TFBR – TOA – A Esfinge Amazônica: Problema e Solução

A ESFINGE AMAZÔNICA: PROBLEMA E SOLUÇÃO

 

Maynard Marques de Santa Rosa

Gen Ex R1

A Amazônia tem o formato de imensa concha verde, com a cabeça no Marajó e os olhos em Belém e Macapá, voltados para o Atlântico. Confinada entre os Andes, o Planalto Central Brasileiro e o Maciço Guianense, é um bioma fechado e isolado do restante do Continente. Tem o rio Amazonas como eixo gravitacional e espinha dorsal de uma rede de 20 mil quilômetros de vias navegáveis vitais para a circulação humana. O fator ecológico condiciona a forma de vida da sociedade, mais do que a vontade humana.

A configuração compacta ajudou a preservar a integridade política e dá à Região uma vocação autônoma. O Grão-Pará formou-se independente do Brasil, durante 209 anos, até o colapso do pacto colonial, em 1823. Após a independência, eclodiu a revolta da Cabanagem, entre 1835 e 1840, extravasando o ressentimento nativo contra a tirania e a exploração histórica dos colonizadores. Nesse turbilhão, a soberania nacional só foi salva graças ao patriotismo do líder cabano, Eduardo Angelim. A convulsão consumiu 20% de toda a população e foi sufocada pela força das armas, ao custo de um trauma que ainda sobrevive nos arcanos do inconsciente coletivo.  

O mistério que envolve a Hileia, sua hidrografia singular, floresta exuberante e habitantes exóticos, tem alimentado lendas, mitos e interesses, desde o tempo do descobrimento.  Djalma Batista, primeiro presidente do INPA (Instituto Nacional de Pesquisas da Amazônia), em sua obra O Complexo da Amazônia, comparou-a a uma esfinge da ciência, pelos desafios que apresenta. Para o observador externo, a Região é um paraíso oculto na imensa floresta. Para quem nela habita, porém, a realidade está mais para o Inferno Verde, de Alberto Rangel, pelo calor insuportável, nuvens de mosquitos e micro-organismos invisíveis, que nutrem o flagelo das moléstias tropicais. Por isso, é mais seguro orquestrar a preservação midiática em Londres, Paris ou Nova York, do que pôr a mão na massa nas barrancas dos igarapés.
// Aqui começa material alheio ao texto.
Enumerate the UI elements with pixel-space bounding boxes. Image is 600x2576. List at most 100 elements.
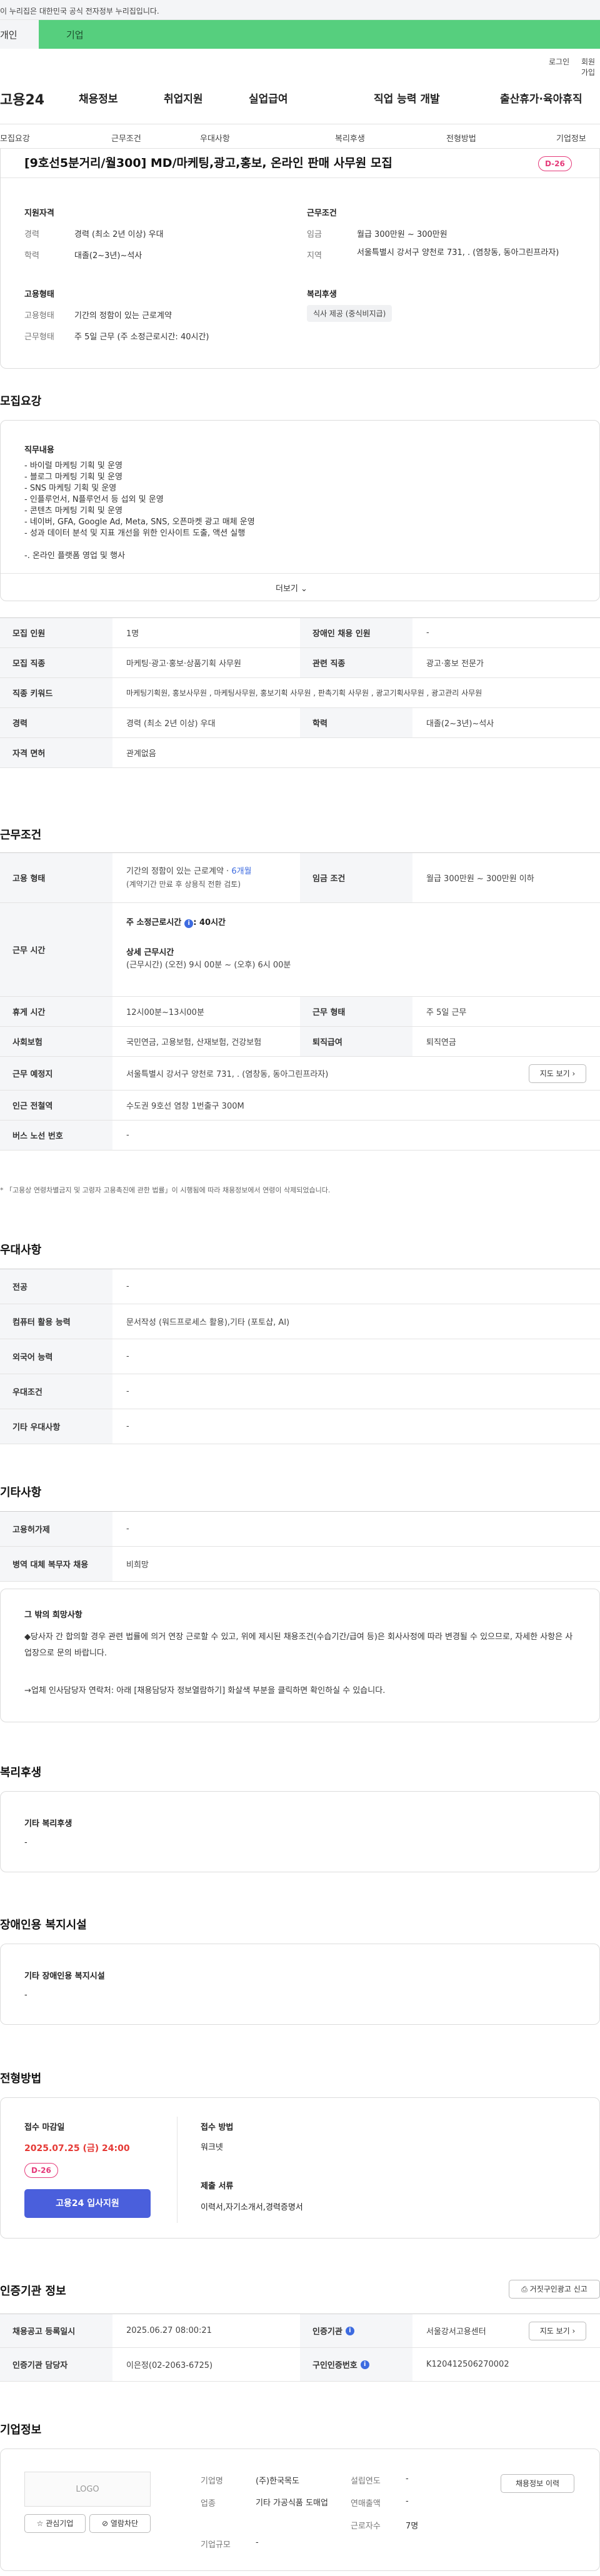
selection-heading: 전형방법 (0, 2072, 42, 2085)
login-link[interactable]: 로그인 (549, 56, 569, 67)
row-value: 국민연금, 고용보험, 산재보험, 건강보험 (126, 1038, 262, 1047)
more-button[interactable]: 더보기 ⌄ (276, 582, 308, 594)
row-value: 광고·홍보 전문가 (426, 659, 484, 669)
row-header: 고용허가제 (0, 1512, 112, 1546)
welfare-box: 기타 복리후생 - (0, 1791, 600, 1872)
row-value: 주 5일 근무 (426, 1008, 467, 1017)
gnb-jobs[interactable]: 채용정보 (79, 90, 118, 106)
row-header: 우대조건 (0, 1374, 112, 1409)
duty-line: - 인플루언서, N플루언서 등 섭외 및 운영 (24, 495, 164, 504)
star-icon: ☆ (36, 2519, 44, 2528)
section-nav-preference[interactable]: 우대사항 (200, 132, 230, 144)
conditions-table: 고용 형태 기간의 정함이 있는 근로계약 · 6개월 (계약기간 만료 후 상… (0, 852, 600, 1151)
row-header: 인증기관 담당자 (0, 2348, 112, 2381)
row-header: 모집 직종 (0, 648, 112, 677)
company-logo: LOGO (24, 2472, 151, 2507)
gov-banner-text: 이 누리집은 대한민국 공식 전자정부 누리집입니다. (0, 7, 159, 16)
row-header: 구인인증번호 (312, 2361, 358, 2370)
gnb-employment-support[interactable]: 취업지원 (164, 90, 203, 106)
section-nav-company[interactable]: 기업정보 (556, 132, 586, 144)
wage-label: 임금 (307, 230, 322, 239)
education-label: 학력 (24, 251, 39, 261)
tab-personal-label: 개인 (0, 29, 18, 41)
table-row: 모집 인원 1명 장애인 채용 인원 - (0, 618, 600, 648)
apply-button[interactable]: 고용24 입사지원 (24, 2189, 151, 2218)
hiring-history-button[interactable]: 채용정보 이력 (501, 2474, 574, 2493)
signup-link[interactable]: 회원가입 (581, 56, 600, 77)
block-company-button[interactable]: ⊘ 열람차단 (89, 2514, 151, 2533)
row-value: - (426, 628, 429, 637)
employees-value: 7명 (406, 2522, 419, 2531)
deadline-value: 2025.07.25 (금) 24:00 (24, 2144, 130, 2154)
gnb-vocational-training[interactable]: 직업 능력 개발 (374, 90, 440, 106)
method-label: 접수 방법 (201, 2123, 234, 2132)
wage-value: 월급 300만원 ~ 300만원 (357, 230, 448, 239)
info-icon[interactable]: i (360, 2360, 369, 2369)
site-logo[interactable]: 고용24 (0, 89, 44, 109)
other-wishes-line1: ◆당사자 간 합의할 경우 관련 법률에 의거 연장 근로할 수 있고, 위에 … (24, 1632, 573, 1658)
company-name-value: (주)한국목도 (256, 2477, 299, 2486)
location-value: 서울특별시 강서구 양천로 731, . (염창동, 동아그린프라자) (357, 248, 559, 257)
row-header: 관련 직종 (300, 648, 412, 677)
tab-company[interactable]: 기업 (39, 20, 600, 49)
employees-label: 근로자수 (351, 2522, 381, 2531)
map-button-label: 지도 보기 (539, 1069, 570, 1078)
block-icon: ⊘ (101, 2519, 109, 2528)
deadline-dday-badge: D-26 (24, 2163, 58, 2178)
org-map-button[interactable]: 지도 보기 › (529, 2322, 586, 2340)
tab-personal[interactable]: 개인 (0, 20, 39, 49)
favorite-company-button[interactable]: ☆ 관심기업 (24, 2514, 86, 2533)
row-value: 마케팅·광고·홍보·상품기획 사무원 (126, 659, 241, 669)
map-button-label: 지도 보기 (539, 2327, 570, 2335)
conditions-section-heading: 근무조건 (0, 829, 42, 842)
row-header: 직종 키워드 (0, 678, 112, 707)
favorite-label: 관심기업 (46, 2519, 74, 2528)
gnb-maternity-leave[interactable]: 출산휴가·육아휴직 (500, 90, 582, 106)
row-value: 이은정(02-2063-6725) (126, 2361, 213, 2370)
duty-line: -. 온라인 플랫폼 영업 및 행사 (24, 551, 126, 561)
report-label: 거짓구인광고 신고 (529, 2285, 588, 2294)
founded-value: - (406, 2474, 409, 2484)
duty-list: - 바이럴 마케팅 기획 및 운영 - 블로그 마케팅 기획 및 운영 - SN… (24, 461, 255, 562)
info-icon[interactable]: i (345, 2326, 354, 2335)
founded-label: 설립연도 (351, 2477, 381, 2486)
detail-hours-value: (근무시간) (오전) 9시 00분 ~ (오후) 6시 00분 (126, 961, 291, 970)
industry-label: 업종 (201, 2499, 216, 2509)
cert-no-header: 구인인증번호 i (300, 2348, 412, 2381)
dday-badge: D-26 (538, 156, 572, 171)
other-wishes-line2: →업체 인사담당자 연락처: 아래 [채용담당자 정보열람하기] 화살색 부분을… (24, 1686, 386, 1695)
row-header: 경력 (0, 708, 112, 737)
disability-box: 기타 장애인용 복지시설 - (0, 1944, 600, 2025)
row-value: 비희망 (126, 1560, 149, 1570)
user-type-tabs: 개인 기업 (0, 20, 600, 49)
section-nav-selection[interactable]: 전형방법 (446, 132, 476, 144)
work-type-label: 근무형태 (24, 332, 54, 342)
table-row: 직종 키워드 마케팅기획원, 홍보사무원 , 마케팅사무원, 홍보기획 사무원 … (0, 678, 600, 708)
row-value: 12시00분~13시00분 (126, 1008, 204, 1017)
info-icon[interactable]: i (184, 919, 194, 928)
welfare-box-value: - (24, 1838, 28, 1847)
welfare-heading: 복리후생 (307, 290, 337, 299)
sales-label: 연매출액 (351, 2499, 381, 2509)
method-value: 워크넷 (201, 2143, 223, 2152)
selection-box: 접수 마감일 2025.07.25 (금) 24:00 D-26 고용24 입사… (0, 2097, 600, 2239)
row-value: 1명 (126, 629, 139, 639)
report-fake-ad-button[interactable]: ⎙ 거짓구인광고 신고 (509, 2280, 600, 2299)
row-header: 모집 인원 (0, 618, 112, 647)
gnb-unemployment-benefit[interactable]: 실업급여 (249, 90, 288, 106)
section-nav-conditions[interactable]: 근무조건 (111, 132, 141, 144)
block-label: 열람차단 (110, 2519, 139, 2528)
etc-table: 고용허가제 - 병역 대체 복무자 채용 비희망 (0, 1511, 600, 1582)
gov-banner: 이 누리집은 대한민국 공식 전자정부 누리집입니다. (0, 0, 600, 20)
map-button[interactable]: 지도 보기 › (529, 1064, 586, 1083)
row-header: 컴퓨터 활용 능력 (0, 1304, 112, 1339)
row-value: 대졸(2~3년)~석사 (426, 719, 494, 729)
duty-line (24, 539, 255, 551)
employment-type-text: 기간의 정함이 있는 근로계약 · (126, 867, 232, 876)
row-header: 사회보험 (0, 1027, 112, 1056)
row-value: K120412506270002 (426, 2360, 509, 2369)
section-nav-recruit[interactable]: 모집요강 (0, 132, 30, 144)
career-value: 경력 (최소 2년 이상) 우대 (74, 230, 164, 239)
section-nav-welfare[interactable]: 복리후생 (335, 132, 365, 144)
row-header: 병역 대체 복무자 채용 (0, 1547, 112, 1581)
A Amazônia brasileira é 15% maior do que a Índia, mas sua população é 77 vezes menor.  São 25 milhões em toda a Amazônia Legal. As cidades abrigam 80% do total. No imenso deserto verde, vivem somente 20%, mas a tendência é de esvaziar-se cada vez mais, em busca de vida melhor. O Dr. Armando Mendes clamava que o vazio demográfico é o maior problema político da Amazônia. É que, sem população, não há presença do Estado. Para o nosso alento patriótico, a taxa de crescimento populacional nativa é quase o dobro da média nacional. Mas, 42% desses brasileiros encontram-se abaixo da linha de pobreza, e o IDH regional é inferior à média nacional, segundo o IBGE.

O risco geopolítico é notório na Calha Norte, que ficou praticamente intocada no ciclo da borracha, devido à baixa competitividade da seringueira local – a “hevea benthamiana” – em relação à “hevea brasiliensis”, responsável pela riqueza dos seringais da calha Sul. O vazio populacional do Norte do Pará é um desafio à Segurança Nacional.

Nos dias atuais, interesses inconfessáveis, patrocinados do exterior, criam pressões de toda a ordem, imperceptíveis ao grande público, mas que vêm impondo ao mapa da Hiléia uma espécie de área de exclusão econômica, que se replica em uma legislação interna cada vez mais restritiva. Há mais de 100 mil ONGs operando na área, sem qualquer controle governamental, muitas delas financiadas por agências internacionais. Com isso, os recursos naturais são sonegados à atividade produtiva e o excesso de legislação sufoca o agronegócio, estimulando a migração rural e a favelização das cidades.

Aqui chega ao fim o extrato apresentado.